Mariola Ramirez

Short Professional Biography

Mariola Ramirez received her B.Sc degree in Physics from the Universidad Autonoma de Madrid (UAM) in 2000.

In 2002 and 2005 she received her DEA (equivalent to M.Sc degree) and Ph.D degree in Physics from UAM, Spain.

Between 2006 and 2008 she joined the Materials Research Institute (MRI) at Penn State University, USA, as post-doctoral researcher in the group of Dr. Venkatraman Gopalan. In 2008 she joined the department of Physics of Materials at UAM (Spain) as post-doctoral researcher.

Since 2010 she is a Ramon y Cajal researcher working in the field of photonics (nonlinear optics and confocal spectroscopy in ferroelectric materials) at the department of Physics of Materials, University Autonoma of Madrid (Spain). Mariola Ramirez has published more than 50 papers in international journals.

She has been part of the research team in 15 research projects funded by national and international agencies and her work has been presented at several international conferences.

Research interest

Generation of new optical systems by assembling two dimensional structures on alternate polarity surfaces: Use of alternate ferroelectric domain patterns as templates on which other type of systems, such as rare earth doped optically active nanoparticles or sub-micrometric metallic structures (thin films or nanowires) can be assembled. Fabrication and optical Characterization. Luminescent arrangements with innovative geometries. Generation and control of light in micro/nano-structured photonic materials

Two dimensional nonlinear photonic crystals: Fabrication and optical Characterization of 2D micro/nano-structures of ferroelectric domains in optically active systems for its application as multifrequency converter solid state lasers operating at multiple directions.

Spatially resolved Confocal Spectroscopy: Use of High Resolution Confocal Spectroscopy techniques for the non invasive optical characterization of materials in 3D. Optical visualization of ferroelectric domaisn by employing confocal SHG.

Multiferroics: Study of multiferroic systems with ferro-electric-ferromagnetic coupling. More specifically, my research focused on the study of collective interactions and spin-charge-lattice coupling phenomena in multiferroic oxides using linear (Raman and Fluorescence) and nonlinear (SHG) optical probes in a large temperature range (5K-1000K).
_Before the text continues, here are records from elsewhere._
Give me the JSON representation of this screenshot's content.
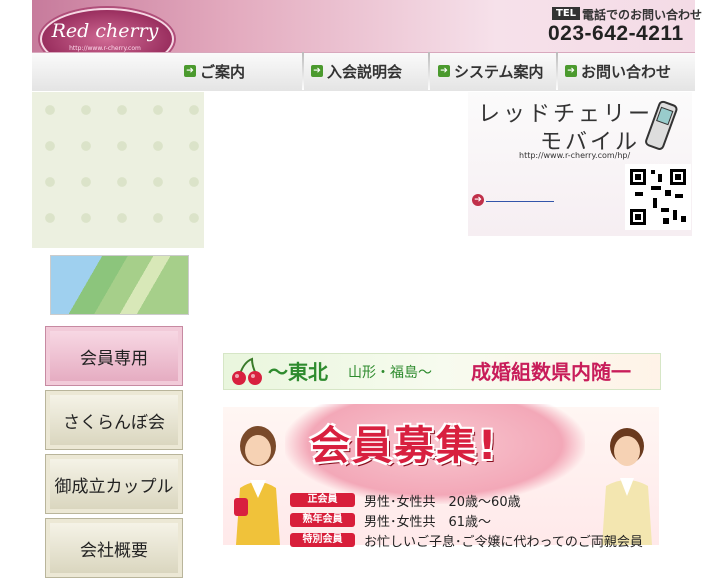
{
  "header": {
    "logo_text": "Red cherry",
    "logo_url": "http://www.r-cherry.com",
    "tel_badge": "TEL",
    "tel_label": "電話でのお問い合わせ",
    "tel_number": "023-642-4211"
  },
  "nav": {
    "items": [
      {
        "label": "ご案内"
      },
      {
        "label": "入会説明会"
      },
      {
        "label": "システム案内"
      },
      {
        "label": "お問い合わせ"
      }
    ]
  },
  "sidebar": {
    "buttons": [
      {
        "label": "会員専用"
      },
      {
        "label": "さくらんぼ会"
      },
      {
        "label": "御成立カップル"
      },
      {
        "label": "会社概要"
      }
    ]
  },
  "mobile_banner": {
    "title_line1": "レッドチェリー",
    "title_line2": "モバイル",
    "url": "http://www.r-cherry.com/hp/"
  },
  "tohoku_banner": {
    "text_main": "～東北",
    "text_sub": "山形・福島～",
    "text_right": "成婚組数県内随一"
  },
  "recruit_banner": {
    "title": "会員募集!",
    "rows": [
      {
        "badge": "正会員",
        "text": "男性･女性共　20歳～60歳"
      },
      {
        "badge": "熟年会員",
        "text": "男性･女性共　61歳～"
      },
      {
        "badge": "特別会員",
        "text": "お忙しいご子息･ご令嬢に代わってのご両親会員"
      }
    ]
  },
  "colors": {
    "brand_pink": "#b04f7a",
    "nav_arrow_green": "#4b9a2e",
    "recruit_red": "#d81e3a",
    "tohoku_green": "#2e8b2e"
  }
}
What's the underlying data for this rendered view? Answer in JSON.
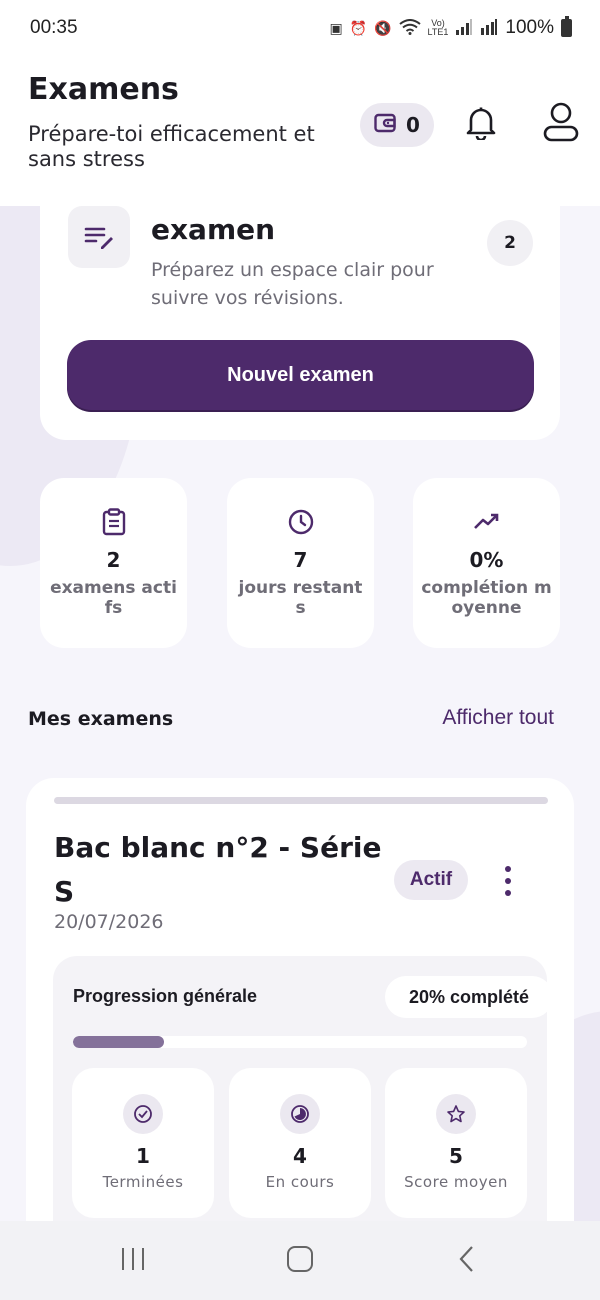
{
  "status_bar": {
    "time": "00:35",
    "battery": "100%"
  },
  "header": {
    "title": "Examens",
    "subtitle": "Prépare-toi efficacement et sans stress",
    "wallet_count": "0",
    "icons": [
      "wallet-icon",
      "bell-icon",
      "profile-icon"
    ]
  },
  "hero": {
    "title": "examen",
    "description": "Préparez un espace clair pour suivre vos révisions.",
    "count": "2",
    "button_label": "Nouvel examen",
    "icon": "edit-list-icon"
  },
  "stats": [
    {
      "icon": "clipboard-icon",
      "value": "2",
      "label": "examens actifs"
    },
    {
      "icon": "clock-icon",
      "value": "7",
      "label": "jours restants"
    },
    {
      "icon": "trending-up-icon",
      "value": "0%",
      "label": "complétion moyenne"
    }
  ],
  "exams_section": {
    "title": "Mes examens",
    "show_all": "Afficher tout"
  },
  "exam_card": {
    "title": "Bac blanc n°2 - Série S",
    "date": "20/07/2026",
    "status": "Actif",
    "progress": {
      "label": "Progression générale",
      "badge": "20% complété",
      "percent": 20
    },
    "metrics": [
      {
        "icon": "check-circle-icon",
        "value": "1",
        "label": "Terminées"
      },
      {
        "icon": "half-circle-icon",
        "value": "4",
        "label": "En cours"
      },
      {
        "icon": "star-icon",
        "value": "5",
        "label": "Score moyen"
      }
    ]
  },
  "colors": {
    "accent": "#4d2a6b",
    "progress_fill": "#84719a",
    "background": "#f6f5fb"
  }
}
Optical properties in Ferroelectrics: By means of domain engineering or even taking advantage of the as-grown ferroelectric domain pattern in ferroic compounds, we exploit further the intrinsic optical properties of the material to develop electro-optic devices, optically bistable systems or multifuntional solid state lasers.

Multifunctional Solid State Lasers: Optical spectroscopy, nonlinear frequency conversion processes and intracavity laser experiments in optically active solid state materials for its application as multifunctional gain devices. Laser Tunability. Optical deflection.